El plazo que fije el decreto será el mismo para todos. El que necesitas tú depende de cinco variables, y esta es la lectura por perfil.
Un solo centro, un convenio, horario fijo de oficina
Seis a ocho semanas. Es el único perfil para el que veinte días no sería del todo descabellado, siempre que ya tengas un sistema elegido. Sin comité, sin turnos y con un solo calendario, el trabajo se concentra en configurar y formar. Empieza por el método de fichaje y déjate una semana para el primer cierre de nómina.
Industria multisede con turnos rotativos y convenio provincial
Dieciocho a veintidós semanas. Es el perfil del caso de arriba y el más expuesto: varios convenios concurrentes, reglas de descanso distintas por provincia y mandos intermedios que gestionan el cuadrante a diario. Prioriza la fase de reglas de convenio por encima de todo lo demás, y no arranques el despliegue sin un piloto en el centro más complejo. La página del sector industrial recoge cómo se aborda.
Retail u hostelería con cuadrantes semanales y alta rotación
Catorce a veinte semanas. Aquí el problema no es la complejidad del convenio, es el volumen de cambios: cuadrantes que se rehacen cada semana y personal nuevo entrando constantemente. La adaptación pasa menos por la configuración y más por la adopción, así que carga el calendario del lado de la formación de encargados y de la planificación de turnos.
Plantilla desplazada o teletrabajo mayoritario
Doce a catorce semanas. El método de fichaje se convierte en la decisión central, porque no hay terminal físico donde apoyarse y la protección de datos pesa más.

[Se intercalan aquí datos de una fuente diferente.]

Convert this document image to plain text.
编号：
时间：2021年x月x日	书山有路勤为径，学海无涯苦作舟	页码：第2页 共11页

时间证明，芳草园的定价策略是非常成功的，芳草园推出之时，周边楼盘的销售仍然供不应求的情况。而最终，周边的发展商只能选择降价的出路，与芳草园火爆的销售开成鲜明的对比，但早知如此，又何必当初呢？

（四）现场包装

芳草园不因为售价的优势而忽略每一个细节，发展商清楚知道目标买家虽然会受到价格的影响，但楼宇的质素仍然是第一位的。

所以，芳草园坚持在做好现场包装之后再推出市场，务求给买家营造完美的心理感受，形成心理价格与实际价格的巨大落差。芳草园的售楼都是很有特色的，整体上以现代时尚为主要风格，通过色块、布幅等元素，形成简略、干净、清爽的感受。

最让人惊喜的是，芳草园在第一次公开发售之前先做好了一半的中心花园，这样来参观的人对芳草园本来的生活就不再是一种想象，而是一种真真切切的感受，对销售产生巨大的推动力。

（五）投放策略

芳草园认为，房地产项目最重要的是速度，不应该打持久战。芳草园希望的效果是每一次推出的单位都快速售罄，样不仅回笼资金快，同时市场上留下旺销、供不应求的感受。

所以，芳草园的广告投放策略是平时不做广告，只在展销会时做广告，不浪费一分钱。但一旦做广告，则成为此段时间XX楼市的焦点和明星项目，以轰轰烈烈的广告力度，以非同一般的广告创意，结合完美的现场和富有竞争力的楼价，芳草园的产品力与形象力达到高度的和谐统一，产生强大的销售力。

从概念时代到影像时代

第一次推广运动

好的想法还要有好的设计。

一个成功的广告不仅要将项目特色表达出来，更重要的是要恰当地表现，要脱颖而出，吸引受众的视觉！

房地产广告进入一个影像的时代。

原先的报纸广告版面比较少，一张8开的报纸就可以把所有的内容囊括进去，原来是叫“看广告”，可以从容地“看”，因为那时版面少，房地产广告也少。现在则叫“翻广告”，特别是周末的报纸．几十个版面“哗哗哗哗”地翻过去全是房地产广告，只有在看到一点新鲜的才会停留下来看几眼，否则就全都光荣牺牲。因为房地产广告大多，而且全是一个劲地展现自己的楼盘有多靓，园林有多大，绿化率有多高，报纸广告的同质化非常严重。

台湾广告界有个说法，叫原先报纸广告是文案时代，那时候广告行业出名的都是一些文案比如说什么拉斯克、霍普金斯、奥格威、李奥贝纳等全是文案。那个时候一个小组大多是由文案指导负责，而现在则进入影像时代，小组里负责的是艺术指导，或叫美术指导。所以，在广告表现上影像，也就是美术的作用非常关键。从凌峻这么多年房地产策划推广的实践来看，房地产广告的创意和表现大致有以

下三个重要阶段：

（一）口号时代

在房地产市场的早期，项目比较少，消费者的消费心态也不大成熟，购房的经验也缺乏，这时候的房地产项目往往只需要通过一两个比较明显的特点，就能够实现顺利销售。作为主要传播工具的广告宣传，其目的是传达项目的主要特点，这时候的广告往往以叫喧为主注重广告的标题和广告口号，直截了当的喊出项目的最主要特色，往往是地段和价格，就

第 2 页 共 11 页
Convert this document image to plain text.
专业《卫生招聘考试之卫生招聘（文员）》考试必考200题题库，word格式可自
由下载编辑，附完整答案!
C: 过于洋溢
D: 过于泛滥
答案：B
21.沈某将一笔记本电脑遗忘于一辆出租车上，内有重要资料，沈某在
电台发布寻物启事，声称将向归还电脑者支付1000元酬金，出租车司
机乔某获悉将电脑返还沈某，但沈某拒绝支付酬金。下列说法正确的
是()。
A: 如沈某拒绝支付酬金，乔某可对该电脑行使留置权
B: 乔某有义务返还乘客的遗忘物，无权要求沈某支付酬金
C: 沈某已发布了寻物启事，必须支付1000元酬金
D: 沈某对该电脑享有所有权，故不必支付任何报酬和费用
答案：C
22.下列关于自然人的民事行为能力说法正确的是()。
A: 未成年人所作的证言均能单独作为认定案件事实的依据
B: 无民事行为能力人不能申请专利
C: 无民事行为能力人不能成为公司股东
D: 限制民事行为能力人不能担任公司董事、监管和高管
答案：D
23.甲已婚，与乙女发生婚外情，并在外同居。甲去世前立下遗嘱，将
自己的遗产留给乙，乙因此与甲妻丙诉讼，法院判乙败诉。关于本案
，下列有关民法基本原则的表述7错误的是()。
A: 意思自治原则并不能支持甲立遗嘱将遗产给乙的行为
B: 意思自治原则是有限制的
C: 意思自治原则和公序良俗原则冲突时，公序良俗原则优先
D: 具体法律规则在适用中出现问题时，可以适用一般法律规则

Añade tiempo a la fase 3 y resta a la 5. El tiempo de trabajo efectivo y el control del límite de horas extraordinarias son los dos puntos que más se cuestionan en este perfil.
Multinacional con matriz fuera de España
Veinte a treinta semanas. La complejidad añadida no es española: es conseguir que la norma local encaje en un sistema corporativo que no se diseñó para el artículo 34.9. Cuenta con un ciclo extra de validación con la matriz y resuelve pronto quién decide sobre la configuración local. Es el escenario que aborda la gestión multisede y multiconvenio.